In the period since the debut of the website we have grafted and sold tens of thousands of heritage apple trees and have shared the pleasure and joy of these wonderful old apples with many hundreds of people nationwide. With the exceptions of North Dakota and Hawaii, our trees are now being raised in every state in the union! Historic old varieties such as Virginia Beauty, Mattamuskeet and Carter’s Blue, once very rare, are now preserved for future generations to enjoy. Some ancient varieties like Hall and Junaluska, at one time thought to be extinct, have been rediscovered, and through the dedicated work of our fellow collectors and preservationists, are now available once again for apple lovers everywhere.
Collecting and raising so many different varieties is certainly a difficult challenge and success has not always been ours. We have planted and lost many varieties over the years but we continue to seek out these precious American treasures to add to our ever-growing collection. Many classic apples like Kittageskee or Yadkin Beauty are probably lost forever but we continue our search for other “lost apples” in the hope that we can save these selections from a similar fate. We simply cannot abide the thought of losing more historic apples, thus the driving force behind our work.

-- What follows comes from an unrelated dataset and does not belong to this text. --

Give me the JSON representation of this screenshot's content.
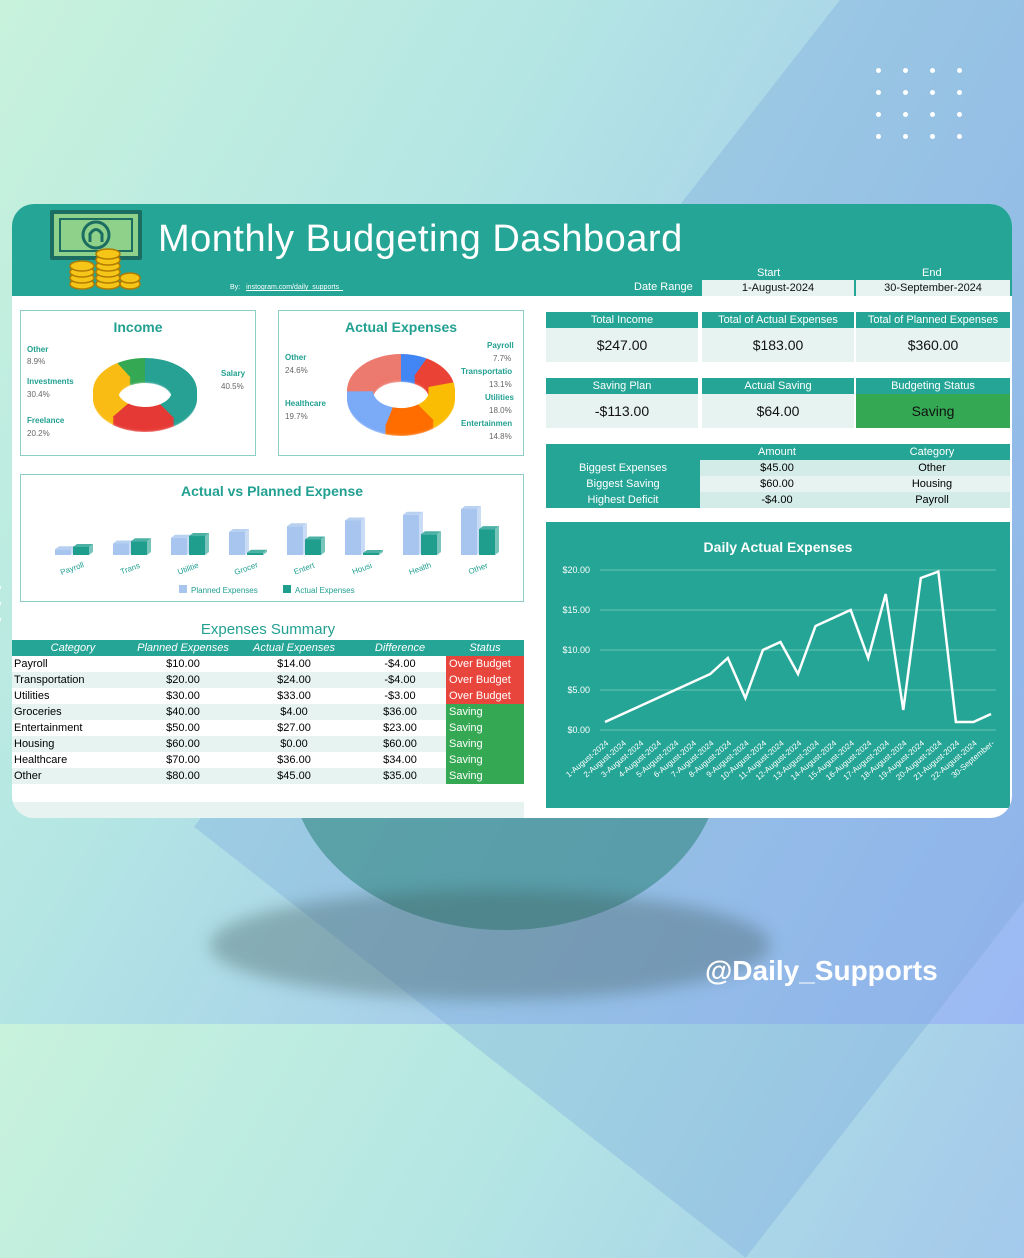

So, as we take our website from the late 20th century into the new millennium, we will continue our efforts to protect and preserve these apples. Over the coming years I will use this blog to share our work with you in the hope that I can inspire you to better appreciate American heritage apples and the stories that go with them. I will update you on what new apples we have found and share our experiences and comments about those apples we currently maintain in our extensive collection. I will provide weather reports, discuss events on the farm and share other issues I think you might enjoy. As always, I look forward to hearing from my readers and hope you will write with your comments and suggestions on how we can better serve you. Who knows, we may even be lucky enough to find a reader out there who just might know where we can find an ancient, abandoned Kittageskee tree!
In the meantime, enjoy our new website and let us know what you think.